Wednesday, April 29, 2009

Eventually today's gain will be erased but there could be more upside first...be on guard

I have been stating here for a while that the market has been climbing a wall of worry. I have pointed out many times how it gets no respect, how people keep calling it a bullshit rally, manipulation, fake or whatever. There are still plenty of skeptics but I'm starting to notice some signs of froth. We are starting to see morning strength instead of weakness which is a sign that the emotional money is getting bullish but mind you...only this week have we started to see this. Also and more importantly, the smart money which acts in the last half hour of the day has been bearish this week...again, only for a week has this occurred. Another warning sign is when the ratio of trading volume on the NASDAQ vs. the NYSE spikes which indicates an exuberance for "risky" stocks. This is occurring right now, but it's still not quite at extreme levels.

We also have an unfilled gap after today's action and the post fed hangover tendency of the market.

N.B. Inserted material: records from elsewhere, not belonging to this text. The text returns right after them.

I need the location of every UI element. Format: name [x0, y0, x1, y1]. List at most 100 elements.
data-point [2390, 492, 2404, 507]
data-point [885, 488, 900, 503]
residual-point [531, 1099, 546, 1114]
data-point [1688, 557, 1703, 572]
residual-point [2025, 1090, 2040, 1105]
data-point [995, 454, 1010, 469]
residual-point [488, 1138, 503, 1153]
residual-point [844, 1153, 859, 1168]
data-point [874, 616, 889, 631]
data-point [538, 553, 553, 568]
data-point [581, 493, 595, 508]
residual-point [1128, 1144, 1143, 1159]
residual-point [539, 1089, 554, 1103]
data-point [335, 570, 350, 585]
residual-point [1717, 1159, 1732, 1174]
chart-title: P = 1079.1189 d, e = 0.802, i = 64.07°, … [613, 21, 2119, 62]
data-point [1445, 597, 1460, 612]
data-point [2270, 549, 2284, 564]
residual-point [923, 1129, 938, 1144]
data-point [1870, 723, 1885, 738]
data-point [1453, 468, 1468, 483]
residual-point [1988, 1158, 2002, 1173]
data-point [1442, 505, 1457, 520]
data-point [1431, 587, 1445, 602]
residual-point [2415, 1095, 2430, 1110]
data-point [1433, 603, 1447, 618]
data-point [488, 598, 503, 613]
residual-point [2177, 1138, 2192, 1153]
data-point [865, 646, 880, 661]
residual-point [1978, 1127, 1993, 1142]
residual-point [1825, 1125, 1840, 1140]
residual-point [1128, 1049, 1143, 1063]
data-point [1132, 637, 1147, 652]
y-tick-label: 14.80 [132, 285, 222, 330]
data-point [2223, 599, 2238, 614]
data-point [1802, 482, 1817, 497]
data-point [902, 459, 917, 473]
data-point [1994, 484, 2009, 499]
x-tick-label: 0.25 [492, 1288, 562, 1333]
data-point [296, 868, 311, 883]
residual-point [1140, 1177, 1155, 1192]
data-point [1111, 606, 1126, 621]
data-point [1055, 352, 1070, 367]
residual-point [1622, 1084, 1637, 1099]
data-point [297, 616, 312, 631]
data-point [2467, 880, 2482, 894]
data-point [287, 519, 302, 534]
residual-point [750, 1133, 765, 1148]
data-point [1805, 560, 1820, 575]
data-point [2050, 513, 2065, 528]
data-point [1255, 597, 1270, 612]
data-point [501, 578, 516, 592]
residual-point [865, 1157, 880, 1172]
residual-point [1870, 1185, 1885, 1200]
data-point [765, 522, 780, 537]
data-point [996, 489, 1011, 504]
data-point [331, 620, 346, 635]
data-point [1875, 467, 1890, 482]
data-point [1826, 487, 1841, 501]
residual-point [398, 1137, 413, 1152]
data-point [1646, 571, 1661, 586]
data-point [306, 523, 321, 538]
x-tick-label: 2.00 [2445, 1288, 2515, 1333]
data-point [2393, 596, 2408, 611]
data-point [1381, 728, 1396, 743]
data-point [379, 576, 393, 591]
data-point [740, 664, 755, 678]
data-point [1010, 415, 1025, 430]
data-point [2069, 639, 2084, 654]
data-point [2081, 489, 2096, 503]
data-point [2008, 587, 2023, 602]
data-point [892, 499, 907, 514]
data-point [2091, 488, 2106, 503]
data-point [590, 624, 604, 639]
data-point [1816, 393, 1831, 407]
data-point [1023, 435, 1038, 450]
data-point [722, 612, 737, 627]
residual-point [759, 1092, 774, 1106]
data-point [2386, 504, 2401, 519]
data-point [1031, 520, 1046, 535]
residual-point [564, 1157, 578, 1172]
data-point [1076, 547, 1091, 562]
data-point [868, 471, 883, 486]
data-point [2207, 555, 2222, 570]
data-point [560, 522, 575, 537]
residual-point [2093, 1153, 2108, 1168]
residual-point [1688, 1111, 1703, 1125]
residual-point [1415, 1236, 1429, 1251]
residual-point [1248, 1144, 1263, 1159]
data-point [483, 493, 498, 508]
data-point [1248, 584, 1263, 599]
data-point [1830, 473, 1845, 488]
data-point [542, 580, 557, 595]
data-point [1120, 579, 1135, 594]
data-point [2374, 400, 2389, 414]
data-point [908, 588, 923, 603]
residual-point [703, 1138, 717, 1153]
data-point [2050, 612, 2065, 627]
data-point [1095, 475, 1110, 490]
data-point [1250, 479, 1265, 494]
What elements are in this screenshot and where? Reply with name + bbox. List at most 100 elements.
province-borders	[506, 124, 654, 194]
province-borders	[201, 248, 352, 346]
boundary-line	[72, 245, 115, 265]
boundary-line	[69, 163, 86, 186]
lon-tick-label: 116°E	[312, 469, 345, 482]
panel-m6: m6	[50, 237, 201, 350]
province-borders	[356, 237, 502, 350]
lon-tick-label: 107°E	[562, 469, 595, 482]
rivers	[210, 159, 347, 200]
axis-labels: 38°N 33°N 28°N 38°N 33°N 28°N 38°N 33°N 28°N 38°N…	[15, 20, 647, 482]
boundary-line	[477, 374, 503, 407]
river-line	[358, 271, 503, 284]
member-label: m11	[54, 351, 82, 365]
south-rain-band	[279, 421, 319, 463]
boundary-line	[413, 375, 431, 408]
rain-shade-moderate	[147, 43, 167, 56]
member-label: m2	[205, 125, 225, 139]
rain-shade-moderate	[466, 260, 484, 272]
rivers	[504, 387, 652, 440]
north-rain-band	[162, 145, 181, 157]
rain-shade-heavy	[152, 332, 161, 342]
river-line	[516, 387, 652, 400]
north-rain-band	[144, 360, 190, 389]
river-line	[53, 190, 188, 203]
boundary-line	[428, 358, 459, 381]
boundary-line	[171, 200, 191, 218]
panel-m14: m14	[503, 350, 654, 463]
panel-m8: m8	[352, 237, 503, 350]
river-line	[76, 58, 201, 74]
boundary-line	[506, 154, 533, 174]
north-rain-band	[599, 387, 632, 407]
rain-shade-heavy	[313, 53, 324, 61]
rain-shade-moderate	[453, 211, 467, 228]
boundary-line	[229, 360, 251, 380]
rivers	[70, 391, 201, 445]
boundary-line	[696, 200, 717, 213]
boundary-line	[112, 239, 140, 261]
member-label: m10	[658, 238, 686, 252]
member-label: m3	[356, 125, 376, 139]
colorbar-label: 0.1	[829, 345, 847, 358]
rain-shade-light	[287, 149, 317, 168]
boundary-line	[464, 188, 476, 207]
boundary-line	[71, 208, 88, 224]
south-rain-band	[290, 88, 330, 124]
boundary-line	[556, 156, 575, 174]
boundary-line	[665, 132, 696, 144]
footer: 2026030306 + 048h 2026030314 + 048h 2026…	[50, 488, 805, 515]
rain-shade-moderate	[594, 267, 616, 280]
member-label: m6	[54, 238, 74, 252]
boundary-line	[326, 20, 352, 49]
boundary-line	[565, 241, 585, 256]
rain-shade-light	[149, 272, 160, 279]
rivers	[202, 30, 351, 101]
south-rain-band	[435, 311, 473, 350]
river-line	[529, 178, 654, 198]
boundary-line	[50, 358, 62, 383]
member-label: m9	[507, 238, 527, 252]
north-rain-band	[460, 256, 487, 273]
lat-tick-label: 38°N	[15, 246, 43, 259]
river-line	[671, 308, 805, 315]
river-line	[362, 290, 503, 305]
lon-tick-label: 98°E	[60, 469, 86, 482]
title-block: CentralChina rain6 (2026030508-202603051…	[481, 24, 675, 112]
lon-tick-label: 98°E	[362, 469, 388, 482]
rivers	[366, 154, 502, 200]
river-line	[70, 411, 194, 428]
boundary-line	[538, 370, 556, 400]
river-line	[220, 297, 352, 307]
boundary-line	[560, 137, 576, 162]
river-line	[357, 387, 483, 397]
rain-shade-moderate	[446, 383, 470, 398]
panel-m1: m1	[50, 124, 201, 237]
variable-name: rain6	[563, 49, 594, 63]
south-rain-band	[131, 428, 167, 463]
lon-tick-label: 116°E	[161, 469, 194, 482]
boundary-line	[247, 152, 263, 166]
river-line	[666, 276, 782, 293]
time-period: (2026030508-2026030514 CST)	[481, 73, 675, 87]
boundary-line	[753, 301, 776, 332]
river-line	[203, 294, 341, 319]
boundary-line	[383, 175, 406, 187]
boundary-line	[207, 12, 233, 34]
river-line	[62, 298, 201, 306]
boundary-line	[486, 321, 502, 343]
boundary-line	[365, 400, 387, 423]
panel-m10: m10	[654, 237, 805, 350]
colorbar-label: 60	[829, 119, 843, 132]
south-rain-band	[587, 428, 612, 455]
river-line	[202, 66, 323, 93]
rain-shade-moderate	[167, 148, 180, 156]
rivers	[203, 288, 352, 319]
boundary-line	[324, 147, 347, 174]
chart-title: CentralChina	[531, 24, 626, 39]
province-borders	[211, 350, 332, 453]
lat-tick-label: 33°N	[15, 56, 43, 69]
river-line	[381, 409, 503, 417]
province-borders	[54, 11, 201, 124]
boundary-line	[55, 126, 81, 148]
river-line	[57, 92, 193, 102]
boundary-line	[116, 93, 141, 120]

Here's a great chart which shows that there's a very high probability that the gains we have seen today will get wiped out in short order.



However before you bet the farm short, understand that we could very well see some sort of an upside blow off panic buying type move to about S&P 900 or so first before heading down because today's action did not result in mass capitulation from bears given that the market closed under the 875. It did break 880 intraday but only briefly and because we closed at 875 it gave a lot of bag holding bears a bit of relief and hope. It may very well be the case that Mr. Market really turns the screws on the bears until they finally just can't take it anymore and capitulate and after that point head down.

I don't plan on making any trades because I don't see a good risk/reward set up. Perhaps tommorow will offer an opportunity intra day.